Lime and Bird had already reduced availability during the Covid-19 pandemic because ridership had plummeted. But other mobility options, like bike shares and mopeds, experienced a spike in popularity this spring when people flocked to them as a safer alternative to public transit. They offer ways to get around without coming into close proximity with other people, which is hugely appealing during a pandemic where crowded spaces pose a public health threat. Uber, Lyft, and other rideshare services still necessitate drivers and passengers share the same space, but they minimize exposure considerably, and have become such linchpins of transportation that their service suspension has been intensely disruptive as well. “Uber and Lyft have ingrained themselves as the primary mode of transportation for many people,” Greening says. “If you shut off the apps, then those essential workers are left unable to perform their essential tasks. Then the entire city and community suffers.”

When Melissa Byrne arrived at New York’s Penn Station after taking an Amtrak home from a day spent protesting in Philadelphia, she assumed she’d be able to use a rideshare to get to her home in the East Village. After pulling up Uber and realizing nothing was available, she felt unsafe taking the subway due to Covid-19, and didn’t want to walk across the borough and risk arrest. According to Byrne, police officers on the scene were not helpful. “I literally sat on the curb in front of the cops until a cab came at 11 pm,” she says. “It is so bad to cut off safe transport.”

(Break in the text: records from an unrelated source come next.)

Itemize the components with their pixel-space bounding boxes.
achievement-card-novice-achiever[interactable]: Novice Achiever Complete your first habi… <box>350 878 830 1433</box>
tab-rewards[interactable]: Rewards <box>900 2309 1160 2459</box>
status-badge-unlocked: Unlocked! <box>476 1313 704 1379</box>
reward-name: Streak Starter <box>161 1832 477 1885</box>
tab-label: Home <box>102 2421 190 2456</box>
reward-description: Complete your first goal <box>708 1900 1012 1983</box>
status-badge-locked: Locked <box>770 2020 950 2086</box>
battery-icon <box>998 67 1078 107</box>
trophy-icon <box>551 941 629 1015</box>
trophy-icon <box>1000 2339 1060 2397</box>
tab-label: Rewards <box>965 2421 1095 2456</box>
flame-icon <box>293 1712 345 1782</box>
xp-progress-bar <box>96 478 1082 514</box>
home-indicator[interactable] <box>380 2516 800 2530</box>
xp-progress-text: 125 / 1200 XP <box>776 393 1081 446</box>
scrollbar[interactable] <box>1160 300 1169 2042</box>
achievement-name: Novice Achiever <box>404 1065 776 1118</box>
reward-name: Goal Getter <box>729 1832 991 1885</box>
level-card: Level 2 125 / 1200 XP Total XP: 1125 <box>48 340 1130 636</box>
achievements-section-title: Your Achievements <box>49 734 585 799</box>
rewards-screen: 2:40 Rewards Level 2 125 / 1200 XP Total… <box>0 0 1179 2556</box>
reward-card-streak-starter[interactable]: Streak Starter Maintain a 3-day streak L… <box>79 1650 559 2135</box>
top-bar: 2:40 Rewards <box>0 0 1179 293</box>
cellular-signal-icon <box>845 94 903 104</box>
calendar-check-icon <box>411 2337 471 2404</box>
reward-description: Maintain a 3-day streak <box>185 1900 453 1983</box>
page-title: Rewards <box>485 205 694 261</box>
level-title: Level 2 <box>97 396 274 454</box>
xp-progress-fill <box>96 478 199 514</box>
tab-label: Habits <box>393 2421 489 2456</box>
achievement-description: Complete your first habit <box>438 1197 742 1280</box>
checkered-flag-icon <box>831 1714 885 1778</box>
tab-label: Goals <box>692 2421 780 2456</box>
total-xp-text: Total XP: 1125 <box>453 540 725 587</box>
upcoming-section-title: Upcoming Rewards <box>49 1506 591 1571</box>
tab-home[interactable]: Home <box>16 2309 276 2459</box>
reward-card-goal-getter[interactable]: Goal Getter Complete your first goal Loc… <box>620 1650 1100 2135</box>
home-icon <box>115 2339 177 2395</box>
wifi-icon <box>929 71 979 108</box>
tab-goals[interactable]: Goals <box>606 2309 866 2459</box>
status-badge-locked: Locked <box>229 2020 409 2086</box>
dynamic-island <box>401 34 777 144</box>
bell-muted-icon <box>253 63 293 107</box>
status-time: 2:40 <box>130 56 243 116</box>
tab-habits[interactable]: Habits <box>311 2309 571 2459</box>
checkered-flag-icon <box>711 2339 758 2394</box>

New York City officials stress that rideshare services are only offline for a few hours, from the 8 pm curfew until just after midnight, and the New York Police Department claims Citi Bikes and Revel scooters were shut down due to concerns people were using them for looting. (The NYPD did not respond to requests for further information about the rationale behind the rideshare/bikeshare closures or provide comment on what stranded people were supposed to do in the absence of those services.) But not everyone is buying that. David Zipper, a visiting fellow at the Harvard Kennedy School who researches mobility and cities, is puzzled by the way cities are conflating issues with scooters and issues with bike shares. “I’ve had city officials tell me they’re canceling bike share because they’re worried about bike share vehicles being used as projectiles,” he says. “I’ve not seen evidence that a bike share bike has been used to break a window in the way it seems like some micro-mobility scooters have. So I’m not quite sure I understand.”